As a pause of federal refugee relocation programs is in effect, local groups like Kentucky Refugee Ministries (KRM) say they’ve been affected.
President Trump signed an executive order temporarily freezing the U.S. Refugee Admissions Program late last month. The U.S. State Department also froze funding to groups that help refugees with housing and job placement.
Mary Cobb is the director of KRM’s Lexington office. She says the freeze has kept some refugees’ status uncertain.
“People who had, in some cases, a ticket booked by the U.S. government and that ticket was canceled, who had been pulled from a refugee camp, sold all their stuff, maybe left employment, if they had it, are just in limbo and stuck,” Cobb said.
KRM organized an event at West Sixth Brewery in Lexington Thursday evening. Impacted refugees spoke about how that freeze impacted them and their families.
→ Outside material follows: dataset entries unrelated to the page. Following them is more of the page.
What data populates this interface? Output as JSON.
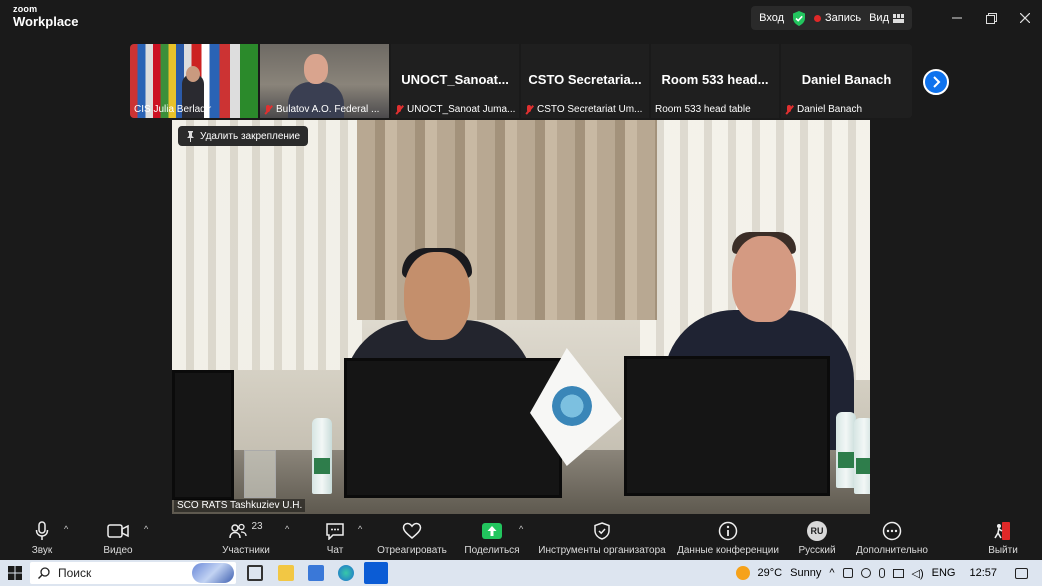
{
  "app": {
    "logo_line1": "zoom",
    "logo_line2": "Workplace"
  },
  "titlebar": {
    "signin": "Вход",
    "record": "Запись",
    "view": "Вид"
  },
  "gallery": [
    {
      "caption": "CIS Julia Berladir",
      "big": "",
      "muted": false
    },
    {
      "caption": "Bulatov A.O. Federal ...",
      "big": "",
      "muted": true
    },
    {
      "caption": "UNOCT_Sanoat Juma...",
      "big": "UNOCT_Sanoat...",
      "muted": true
    },
    {
      "caption": "CSTO Secretariat Um...",
      "big": "CSTO  Secretaria...",
      "muted": true
    },
    {
      "caption": "Room 533 head table",
      "big": "Room 533 head...",
      "muted": false
    },
    {
      "caption": "Daniel Banach",
      "big": "Daniel Banach",
      "muted": true
    }
  ],
  "main_video": {
    "speaker_label": "SCO RATS Tashkuziev U.H.",
    "unpin_label": "Удалить закрепление"
  },
  "toolbar": {
    "audio": "Звук",
    "video": "Видео",
    "participants": "Участники",
    "participants_count": "23",
    "chat": "Чат",
    "react": "Отреагировать",
    "share": "Поделиться",
    "host_tools": "Инструменты организатора",
    "meeting_info": "Данные конференции",
    "language": "Русский",
    "language_badge": "RU",
    "more": "Дополнительно",
    "leave": "Выйти"
  },
  "taskbar": {
    "search_placeholder": "Поиск",
    "temperature": "29°C",
    "weather": "Sunny",
    "lang": "ENG",
    "time": "12:57"
  },
  "colors": {
    "accent": "#0e72ed",
    "share_green": "#22c55e",
    "record_red": "#e02828"
  }
}
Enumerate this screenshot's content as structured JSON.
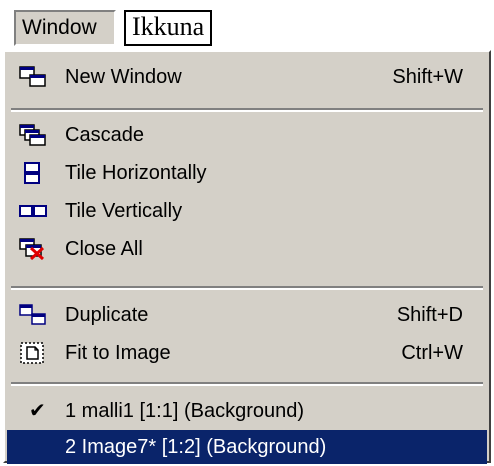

One refugee who goes by Hamid was evacuated from Afghanistan and separated from his family in 2021. He says efforts to get his family visas were stopped because of the freeze.
“We want to start again, the case processing. My wife’s still in Pakistan, she’s not allowed to go outside the hotel,” Hamid said.
Advocacy group AfghanEvac says more than 10,000 Afghan refugees are in Pakistan waiting for visas or resettlement. Many of them worked for the U.S. government or military before Afghanistan’s fall to the Taliban in 2021.